Zanne Andrea, Darren Banks, Nicholas Carrick, Rhys Coren, Martyn Cross, Gordon Dalton,  Lloyd Durling, Tracey Eastham, Thomas Goddard, Anton Goldenstein,  S Mark Gubb, Pat Flynn, Neal Jones, Brendan Lancaster, Marion Piper, Yelena Popova, Laura Reeves, Anthony Shapland, Ian Watson. Curated by Mermaid & Monster
19July - 17 August 2013
Like A Monkey With A Miniature Cymbal at Aid & Abet , Cambridge CB1                                                                                                                                           

 



1 comment:

  1. The show at Aid and Abet is called "Like a Monkey with a Miniature Cymbal", and is a collection of one-trick ponies, sight gags, and punchlines, with the occasional good piece of art. Like most group shows.

    This show offers up a collection of work which reflects the drive for us to carry on living, which in this case is seen as choosing to partake in repetitive obsessive actions. The op-art style paintings of Marion Piper, on display when you first enter the gallery, make good on this promise, with geometric patterns over a layer of painstakingly applied graphite on canvas perhaps coming out of the artists training in carpet design.

    Sadly, this is one of the few jewels of the show. At the other end of the painting spectrum, Neal Jones arrives with his work "Bedsit with Planets", where amateurishly applied oil paint is decorated with lids of paint pots. Perhaps we are to suppose that this is the work of an obsessive painter in his garret, but just as Jones refuses the narrative of learning to paint, the contemporary audience refuses the grand narrative of the artist as visionary - especially when the visions come in the form of household rubbish.

    Perhaps this work would be more effective if it wasn't directly opposite Ian Watson's figurative illustration work. Watson, who shares a name with the cutting edge scifi writer, has printed off two large-scale figures, painstakingly drawn, who dominate the room. It's a shame that the description of the medium is "ink on paper", as if sticking to the idea that a successful rendering can only be made by the artist's hand.

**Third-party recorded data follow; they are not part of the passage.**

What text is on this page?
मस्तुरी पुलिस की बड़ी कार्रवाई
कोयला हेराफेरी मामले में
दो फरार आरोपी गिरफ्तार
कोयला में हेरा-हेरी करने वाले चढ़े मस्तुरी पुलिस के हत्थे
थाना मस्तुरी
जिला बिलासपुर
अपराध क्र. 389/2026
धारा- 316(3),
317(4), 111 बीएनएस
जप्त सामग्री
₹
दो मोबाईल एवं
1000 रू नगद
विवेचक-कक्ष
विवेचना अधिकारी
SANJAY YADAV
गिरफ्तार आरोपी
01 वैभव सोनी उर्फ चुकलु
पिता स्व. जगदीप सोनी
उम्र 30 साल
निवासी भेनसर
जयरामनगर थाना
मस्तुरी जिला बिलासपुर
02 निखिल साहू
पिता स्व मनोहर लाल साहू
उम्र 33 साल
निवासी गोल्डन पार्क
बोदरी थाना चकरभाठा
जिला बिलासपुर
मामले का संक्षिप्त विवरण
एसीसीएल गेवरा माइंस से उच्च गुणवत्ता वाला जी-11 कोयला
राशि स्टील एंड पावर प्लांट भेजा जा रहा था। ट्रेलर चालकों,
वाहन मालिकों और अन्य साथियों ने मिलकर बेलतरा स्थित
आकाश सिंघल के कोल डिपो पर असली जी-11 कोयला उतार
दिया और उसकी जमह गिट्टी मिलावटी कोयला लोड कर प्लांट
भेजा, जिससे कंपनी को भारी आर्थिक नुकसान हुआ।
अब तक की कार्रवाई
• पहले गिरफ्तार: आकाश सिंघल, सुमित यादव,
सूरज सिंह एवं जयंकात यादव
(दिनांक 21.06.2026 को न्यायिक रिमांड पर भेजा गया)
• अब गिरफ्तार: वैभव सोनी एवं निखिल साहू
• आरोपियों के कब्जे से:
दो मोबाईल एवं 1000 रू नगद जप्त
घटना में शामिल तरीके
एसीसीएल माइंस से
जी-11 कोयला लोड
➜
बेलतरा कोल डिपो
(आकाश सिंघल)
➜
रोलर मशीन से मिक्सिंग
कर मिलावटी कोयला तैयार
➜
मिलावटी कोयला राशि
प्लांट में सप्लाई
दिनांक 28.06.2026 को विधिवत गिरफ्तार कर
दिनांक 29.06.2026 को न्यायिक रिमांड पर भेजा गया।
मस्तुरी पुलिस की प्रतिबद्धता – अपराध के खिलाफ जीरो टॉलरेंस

    Meanwhile, Rhys Coren's "Smile" has no problem in being without the hand of the artist. A single word is displayed in a room, accompanied by dance music. It's a funny piece, by which I mean it's good enough to make anybody smile the first time they see it, but where's the depth? What's the narrative beyond "smile"? Is it the same impulse that leads to the anhedonia pointed out by Mark Fisher, or is it a sight-gag that Russ Abbot could borrow for his comeback?

    I don't know, and like most of the work in the show, it's never followed up. The impulse to create, to keep going, is supposed to be enough. We come to the gallery as witnesses for the mindless act, but any audience that seeks out contemporary art is looking to understand themselves and the world they live in - as has always been the case when our species gathers. We are merely monkeys in search of symbols, but very few of them are on display in Cambridge.